Il faut bien se résoudre au fait que la Realpolitik peut souvent exiger ce type de flou, mais la situation de Macron aujourd’hui est plus qu’intenable. Il est obligé, dans un sens, de faire un geste fort vis-à-vis de l’Algérie tout en ménageant Rabat. Comment y arriver ? Il faut qu’il soit un fin négociateur doublé d’un grand stratège, promettant ce qu’il ne peut tenir en attendant une improbable crise en Europe.

Il lui reste la carte des mouvements de protestation au cœur de l’Algérie. Le Hirak peut servir de contrepoids puisqu’au moins treize organisations de la diaspora algérienne attendent des positions claires d’Emmanuel Macron sur l'état actuel des droits humains en Algérie.

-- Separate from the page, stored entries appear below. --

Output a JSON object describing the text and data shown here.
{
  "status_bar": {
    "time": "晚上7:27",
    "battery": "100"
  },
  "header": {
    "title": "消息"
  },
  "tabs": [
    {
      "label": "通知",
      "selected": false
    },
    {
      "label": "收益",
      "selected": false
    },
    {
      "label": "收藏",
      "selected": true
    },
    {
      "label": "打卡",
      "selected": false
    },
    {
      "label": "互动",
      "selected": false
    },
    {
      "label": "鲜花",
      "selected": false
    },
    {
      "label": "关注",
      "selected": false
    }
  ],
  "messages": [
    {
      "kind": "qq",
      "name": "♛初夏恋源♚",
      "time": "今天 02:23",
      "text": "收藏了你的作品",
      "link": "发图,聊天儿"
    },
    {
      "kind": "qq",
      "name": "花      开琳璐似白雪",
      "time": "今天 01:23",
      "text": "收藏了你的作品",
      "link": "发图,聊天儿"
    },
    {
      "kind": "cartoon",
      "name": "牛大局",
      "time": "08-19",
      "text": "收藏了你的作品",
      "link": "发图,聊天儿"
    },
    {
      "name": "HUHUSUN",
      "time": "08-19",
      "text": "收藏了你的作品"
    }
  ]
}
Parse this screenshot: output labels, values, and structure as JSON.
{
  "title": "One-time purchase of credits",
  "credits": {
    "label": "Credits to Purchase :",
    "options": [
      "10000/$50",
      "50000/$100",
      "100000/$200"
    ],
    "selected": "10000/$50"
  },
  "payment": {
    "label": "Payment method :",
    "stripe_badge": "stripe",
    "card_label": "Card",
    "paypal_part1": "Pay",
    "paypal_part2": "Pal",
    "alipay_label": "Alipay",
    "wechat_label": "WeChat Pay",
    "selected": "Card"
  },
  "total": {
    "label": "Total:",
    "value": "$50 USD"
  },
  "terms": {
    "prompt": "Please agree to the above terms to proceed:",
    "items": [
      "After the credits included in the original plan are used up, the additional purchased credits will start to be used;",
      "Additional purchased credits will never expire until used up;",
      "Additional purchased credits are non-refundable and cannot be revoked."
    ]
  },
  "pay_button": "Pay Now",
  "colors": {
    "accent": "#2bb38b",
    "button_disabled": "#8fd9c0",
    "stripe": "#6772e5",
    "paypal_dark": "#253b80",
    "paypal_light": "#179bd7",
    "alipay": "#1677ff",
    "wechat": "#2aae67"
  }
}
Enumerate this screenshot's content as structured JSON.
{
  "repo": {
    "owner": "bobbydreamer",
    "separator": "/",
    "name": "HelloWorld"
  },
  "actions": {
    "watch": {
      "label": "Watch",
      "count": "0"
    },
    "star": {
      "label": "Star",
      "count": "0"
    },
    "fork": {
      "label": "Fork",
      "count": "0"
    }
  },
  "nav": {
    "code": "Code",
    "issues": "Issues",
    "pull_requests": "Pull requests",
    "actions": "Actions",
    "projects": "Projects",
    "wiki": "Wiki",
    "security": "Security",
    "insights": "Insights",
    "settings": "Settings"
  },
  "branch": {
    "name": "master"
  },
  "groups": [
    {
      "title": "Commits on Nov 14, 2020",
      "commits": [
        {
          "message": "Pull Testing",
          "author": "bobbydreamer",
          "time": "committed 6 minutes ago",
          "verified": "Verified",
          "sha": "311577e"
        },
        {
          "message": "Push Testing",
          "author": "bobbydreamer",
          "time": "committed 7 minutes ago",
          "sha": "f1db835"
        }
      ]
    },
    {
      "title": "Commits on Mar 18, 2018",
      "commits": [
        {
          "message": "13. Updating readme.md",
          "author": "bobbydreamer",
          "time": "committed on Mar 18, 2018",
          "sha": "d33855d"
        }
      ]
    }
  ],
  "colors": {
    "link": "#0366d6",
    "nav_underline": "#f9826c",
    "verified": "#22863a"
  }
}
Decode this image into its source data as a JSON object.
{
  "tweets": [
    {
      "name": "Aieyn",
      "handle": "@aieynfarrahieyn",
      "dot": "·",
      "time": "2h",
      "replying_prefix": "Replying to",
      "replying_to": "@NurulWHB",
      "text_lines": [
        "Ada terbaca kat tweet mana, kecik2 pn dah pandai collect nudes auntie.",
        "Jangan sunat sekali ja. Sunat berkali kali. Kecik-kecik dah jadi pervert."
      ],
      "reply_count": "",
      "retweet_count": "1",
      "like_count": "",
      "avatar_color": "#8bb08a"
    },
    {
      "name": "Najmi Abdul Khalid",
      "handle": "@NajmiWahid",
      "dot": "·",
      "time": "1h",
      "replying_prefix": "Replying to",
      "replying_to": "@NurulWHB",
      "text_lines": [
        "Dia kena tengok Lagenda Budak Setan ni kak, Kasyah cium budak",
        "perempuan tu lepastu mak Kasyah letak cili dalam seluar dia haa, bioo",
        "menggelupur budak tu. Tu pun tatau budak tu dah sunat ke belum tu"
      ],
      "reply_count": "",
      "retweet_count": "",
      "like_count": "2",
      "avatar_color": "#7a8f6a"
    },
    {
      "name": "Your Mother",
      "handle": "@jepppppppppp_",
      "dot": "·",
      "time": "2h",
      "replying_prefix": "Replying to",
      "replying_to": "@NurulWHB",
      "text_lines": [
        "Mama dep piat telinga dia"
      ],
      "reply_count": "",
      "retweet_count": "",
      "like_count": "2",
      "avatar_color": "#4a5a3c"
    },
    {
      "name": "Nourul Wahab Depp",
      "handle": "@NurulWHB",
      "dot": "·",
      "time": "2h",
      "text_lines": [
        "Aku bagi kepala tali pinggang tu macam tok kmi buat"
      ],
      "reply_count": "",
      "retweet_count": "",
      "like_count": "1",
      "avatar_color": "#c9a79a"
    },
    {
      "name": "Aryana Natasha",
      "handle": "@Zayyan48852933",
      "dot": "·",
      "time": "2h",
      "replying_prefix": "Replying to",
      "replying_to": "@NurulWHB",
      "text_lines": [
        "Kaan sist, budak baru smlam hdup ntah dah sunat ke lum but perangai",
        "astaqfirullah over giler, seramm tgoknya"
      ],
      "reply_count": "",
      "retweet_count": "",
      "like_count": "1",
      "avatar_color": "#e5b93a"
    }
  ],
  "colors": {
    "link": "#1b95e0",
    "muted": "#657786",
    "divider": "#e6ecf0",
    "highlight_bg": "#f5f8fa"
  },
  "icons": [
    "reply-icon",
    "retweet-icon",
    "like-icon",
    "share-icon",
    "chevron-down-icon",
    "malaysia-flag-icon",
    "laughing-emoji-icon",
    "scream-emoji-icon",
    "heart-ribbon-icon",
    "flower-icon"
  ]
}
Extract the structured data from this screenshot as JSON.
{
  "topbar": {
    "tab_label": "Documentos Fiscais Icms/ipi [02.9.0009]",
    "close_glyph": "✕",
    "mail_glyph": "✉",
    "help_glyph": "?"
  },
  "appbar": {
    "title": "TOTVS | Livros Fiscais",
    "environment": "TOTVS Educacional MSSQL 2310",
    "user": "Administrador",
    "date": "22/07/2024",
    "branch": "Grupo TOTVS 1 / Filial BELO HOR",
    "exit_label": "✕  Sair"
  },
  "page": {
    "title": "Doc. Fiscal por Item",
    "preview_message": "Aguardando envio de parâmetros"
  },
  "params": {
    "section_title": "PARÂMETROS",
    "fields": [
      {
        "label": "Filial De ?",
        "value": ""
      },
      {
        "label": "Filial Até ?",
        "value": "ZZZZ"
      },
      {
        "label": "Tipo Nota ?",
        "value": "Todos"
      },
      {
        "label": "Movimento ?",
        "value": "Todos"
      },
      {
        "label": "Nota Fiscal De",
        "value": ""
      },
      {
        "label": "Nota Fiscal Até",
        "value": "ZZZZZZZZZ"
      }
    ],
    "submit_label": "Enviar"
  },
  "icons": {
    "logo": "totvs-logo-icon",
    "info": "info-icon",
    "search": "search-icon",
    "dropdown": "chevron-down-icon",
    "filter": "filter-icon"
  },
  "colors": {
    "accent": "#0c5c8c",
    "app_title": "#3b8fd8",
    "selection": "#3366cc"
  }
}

Des organisations qui avancent des arguments de poids que Macron ne peut écarter sans faire un grand faux-pas politique : «Près de dix mille arrestations suivies d'au moins un millier de détentions provisoires abusives en violation du code pénal sont à l'actif de ce régime depuis le début des manifestations prodémocratie du Hirak, lancé en février 2019 (…) les quelques acquis obtenus au prix de décennies de lutte et d'engagement citoyen (...) sur la liberté d'expression, d'organisation, de manifestation, de presse et de l'activité politique sont en net recul, voire en voie de disparition», comme on peut le lire dans une déclaration conjointe de ces organisations.

Il est fort à parier que le président français fera l’impasse sur cette épineuse question des droits de l’Homme, dans un régime totalitaire, dirigé par une junte militaire, qui le crie haut et fort aux yeux du monde, et en toute impunité.